OpenAI has unveiled a new model with real-time speech and vision capabilities.
Announced during a livestream event hosted by the company, the model is able to respond to verbal and visual prompts without a time-lag.
Chief technology officer Mira Murati said GPT-4o would be offered for free because it is more efficient than the company's previous models, while aid users of GPT-4o will have greater capacity limits than the free version.
During the livestream, the model was able to solve maths equations shown to it using an iPhone camera, as well as read out text and adapt the speech style in response to verbal prompts.
The model was also able to hold a conversation with presenter on-stage, including offering advice on breathing techniques to reduce stress and assessing breathing sounds. Though during the demonstration, there were signs of the model appearing to misunderstand some cues and prompts, with presenters forced to repeat or reword questions to solicit the right response.
“GPT-4o provides GPT-4 level intelligence but it is much faster and it improves on its capabilities across text, vision and audio,” Murati said.
“For the past couple of years we’ve been focused on improving the intelligence of these models and they’ve got pretty good. But this is the first time we’re making a huge step forward when it comes to ease of use.
“We’re looking at the future of interaction between ourselves and machines and we think that GPT 4o is really shifting the paradigm into the future of collaboration where this interaction becomes much more natural and far far easier.”
ChatGPT became the fastest application to ever reach 100 million monthly active users after the launch in late 2022. It’s thought that giving ChatGPT search engine-like qualities of responding to prompts with real-time, up-to-date information will give OpenAI the edge over its competitors.

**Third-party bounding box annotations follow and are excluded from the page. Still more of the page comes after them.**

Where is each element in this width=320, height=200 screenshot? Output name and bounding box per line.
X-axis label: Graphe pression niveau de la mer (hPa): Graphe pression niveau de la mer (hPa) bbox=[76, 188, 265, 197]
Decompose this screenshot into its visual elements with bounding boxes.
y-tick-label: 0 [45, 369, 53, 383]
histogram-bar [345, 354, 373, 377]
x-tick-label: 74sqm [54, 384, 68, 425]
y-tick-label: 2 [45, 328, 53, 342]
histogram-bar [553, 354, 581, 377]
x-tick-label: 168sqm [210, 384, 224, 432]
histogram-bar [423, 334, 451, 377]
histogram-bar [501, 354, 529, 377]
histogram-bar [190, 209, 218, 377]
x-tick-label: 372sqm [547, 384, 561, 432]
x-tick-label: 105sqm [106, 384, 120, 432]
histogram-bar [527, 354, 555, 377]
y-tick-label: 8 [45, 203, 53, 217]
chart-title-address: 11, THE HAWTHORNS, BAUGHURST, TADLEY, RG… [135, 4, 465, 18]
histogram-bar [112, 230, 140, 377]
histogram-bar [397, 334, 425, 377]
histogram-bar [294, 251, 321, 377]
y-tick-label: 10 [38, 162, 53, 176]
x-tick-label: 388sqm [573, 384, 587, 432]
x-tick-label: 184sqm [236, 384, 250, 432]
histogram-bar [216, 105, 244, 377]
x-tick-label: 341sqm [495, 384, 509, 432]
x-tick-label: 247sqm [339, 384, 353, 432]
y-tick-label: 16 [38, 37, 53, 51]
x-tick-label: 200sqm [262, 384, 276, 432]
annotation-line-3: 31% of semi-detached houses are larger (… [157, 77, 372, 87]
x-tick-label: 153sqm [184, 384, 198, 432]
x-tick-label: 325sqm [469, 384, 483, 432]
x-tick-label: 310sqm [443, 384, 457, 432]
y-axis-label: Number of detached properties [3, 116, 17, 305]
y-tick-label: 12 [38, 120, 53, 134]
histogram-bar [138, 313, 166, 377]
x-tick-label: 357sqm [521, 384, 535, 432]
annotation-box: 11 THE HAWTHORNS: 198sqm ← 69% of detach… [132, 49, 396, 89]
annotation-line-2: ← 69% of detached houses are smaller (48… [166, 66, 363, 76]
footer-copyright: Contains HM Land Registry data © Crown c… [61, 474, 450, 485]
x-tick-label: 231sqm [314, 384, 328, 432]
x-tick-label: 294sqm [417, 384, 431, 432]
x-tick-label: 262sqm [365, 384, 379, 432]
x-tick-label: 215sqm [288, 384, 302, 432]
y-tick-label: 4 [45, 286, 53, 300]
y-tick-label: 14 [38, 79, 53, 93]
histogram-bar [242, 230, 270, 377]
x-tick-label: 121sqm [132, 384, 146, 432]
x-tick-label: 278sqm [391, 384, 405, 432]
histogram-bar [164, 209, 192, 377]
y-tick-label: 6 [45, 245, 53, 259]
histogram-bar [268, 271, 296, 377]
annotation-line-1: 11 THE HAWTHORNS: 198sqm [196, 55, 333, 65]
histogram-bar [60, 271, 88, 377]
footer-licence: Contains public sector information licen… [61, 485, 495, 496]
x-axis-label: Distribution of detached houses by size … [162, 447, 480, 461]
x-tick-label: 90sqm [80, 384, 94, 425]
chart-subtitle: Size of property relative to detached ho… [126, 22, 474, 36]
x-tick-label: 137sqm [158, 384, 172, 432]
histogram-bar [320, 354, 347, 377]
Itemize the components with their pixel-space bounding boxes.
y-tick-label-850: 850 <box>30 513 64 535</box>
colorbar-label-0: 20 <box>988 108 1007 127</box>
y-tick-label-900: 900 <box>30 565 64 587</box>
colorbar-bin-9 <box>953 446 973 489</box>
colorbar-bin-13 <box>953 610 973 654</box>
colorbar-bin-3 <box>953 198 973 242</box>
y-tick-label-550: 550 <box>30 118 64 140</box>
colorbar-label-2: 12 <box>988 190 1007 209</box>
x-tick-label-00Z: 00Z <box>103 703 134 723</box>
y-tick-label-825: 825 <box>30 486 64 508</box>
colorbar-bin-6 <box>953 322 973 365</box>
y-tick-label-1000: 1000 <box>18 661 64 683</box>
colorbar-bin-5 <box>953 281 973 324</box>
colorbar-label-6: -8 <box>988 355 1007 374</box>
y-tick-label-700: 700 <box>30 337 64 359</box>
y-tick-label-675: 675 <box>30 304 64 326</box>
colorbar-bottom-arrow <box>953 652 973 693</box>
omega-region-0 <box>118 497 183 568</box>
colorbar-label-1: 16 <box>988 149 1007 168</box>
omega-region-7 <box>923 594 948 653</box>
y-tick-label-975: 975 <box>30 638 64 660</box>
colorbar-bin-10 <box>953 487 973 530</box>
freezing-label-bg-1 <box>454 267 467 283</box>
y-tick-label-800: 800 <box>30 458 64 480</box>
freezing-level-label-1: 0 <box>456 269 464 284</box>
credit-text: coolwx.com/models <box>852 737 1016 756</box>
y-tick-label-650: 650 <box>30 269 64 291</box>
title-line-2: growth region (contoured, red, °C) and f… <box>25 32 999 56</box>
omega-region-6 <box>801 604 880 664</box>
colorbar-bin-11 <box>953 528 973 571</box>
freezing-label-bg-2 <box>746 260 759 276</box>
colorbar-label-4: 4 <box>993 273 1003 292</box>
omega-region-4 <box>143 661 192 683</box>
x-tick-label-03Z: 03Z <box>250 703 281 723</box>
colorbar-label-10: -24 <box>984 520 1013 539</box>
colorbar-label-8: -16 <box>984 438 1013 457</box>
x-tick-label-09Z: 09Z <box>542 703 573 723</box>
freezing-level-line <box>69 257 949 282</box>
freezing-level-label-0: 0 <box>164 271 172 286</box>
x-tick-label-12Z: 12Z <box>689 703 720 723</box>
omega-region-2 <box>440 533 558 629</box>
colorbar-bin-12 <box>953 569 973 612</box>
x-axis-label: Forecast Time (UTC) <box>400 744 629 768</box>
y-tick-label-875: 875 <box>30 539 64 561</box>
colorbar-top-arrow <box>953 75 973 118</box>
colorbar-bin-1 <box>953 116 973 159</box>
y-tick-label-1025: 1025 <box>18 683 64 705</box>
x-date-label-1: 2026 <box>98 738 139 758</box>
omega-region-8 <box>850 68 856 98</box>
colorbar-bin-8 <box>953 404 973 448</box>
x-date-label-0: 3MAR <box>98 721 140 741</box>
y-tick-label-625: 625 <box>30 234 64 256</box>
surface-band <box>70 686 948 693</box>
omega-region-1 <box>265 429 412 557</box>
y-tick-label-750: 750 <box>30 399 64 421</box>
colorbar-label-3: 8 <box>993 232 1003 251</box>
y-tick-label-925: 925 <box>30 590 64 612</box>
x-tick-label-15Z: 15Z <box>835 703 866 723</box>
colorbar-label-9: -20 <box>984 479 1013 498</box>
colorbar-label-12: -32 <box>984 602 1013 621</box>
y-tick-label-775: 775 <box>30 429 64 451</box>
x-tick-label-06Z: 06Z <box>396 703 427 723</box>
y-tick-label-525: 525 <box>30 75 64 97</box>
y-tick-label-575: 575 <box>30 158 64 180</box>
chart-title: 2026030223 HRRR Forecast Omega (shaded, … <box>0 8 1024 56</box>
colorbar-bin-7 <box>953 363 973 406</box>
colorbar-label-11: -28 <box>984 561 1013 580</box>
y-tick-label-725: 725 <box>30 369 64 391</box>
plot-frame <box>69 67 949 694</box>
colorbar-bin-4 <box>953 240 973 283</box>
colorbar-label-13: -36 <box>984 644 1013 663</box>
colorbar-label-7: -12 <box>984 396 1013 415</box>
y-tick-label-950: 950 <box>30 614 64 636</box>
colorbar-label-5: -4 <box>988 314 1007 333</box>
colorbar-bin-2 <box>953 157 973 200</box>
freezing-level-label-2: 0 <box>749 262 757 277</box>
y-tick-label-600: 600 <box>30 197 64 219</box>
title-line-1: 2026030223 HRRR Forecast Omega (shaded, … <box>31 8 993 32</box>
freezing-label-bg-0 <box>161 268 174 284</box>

The mobile-based demonstration during the livestream could also been seen as part of a strategic shift towards encouraging greater smartphone-based used of ChatGPT.
The timing of OpenAI’s announcement has been seen as a tactical move, given it was scheduled for the day before the annual Google developers conference during which the search engine giant is expected to showcase its own new AI-related features.
Chris Stokel-Walker, author of How AI Ate the World, told the Standard: “OpenAI's announcement will be seen as revolutionary for some, and certainly the use cases were impressive - but they highlight that we're still being taken in by the concept of 'artificial' in 'artificial intelligence'.
“The same issues that have long existed in AI - that these models are pattern-matching, and don't really think for themselves - have been glossed over with a smooth voice and video interface, which will make the technology easier to adopt for those who have held out so far.
“But it also makes it more likely that people forget that they're not interacting with a sentient being - which could come with ramifications if we continue to trust its output as the absolute, verifiable truth.”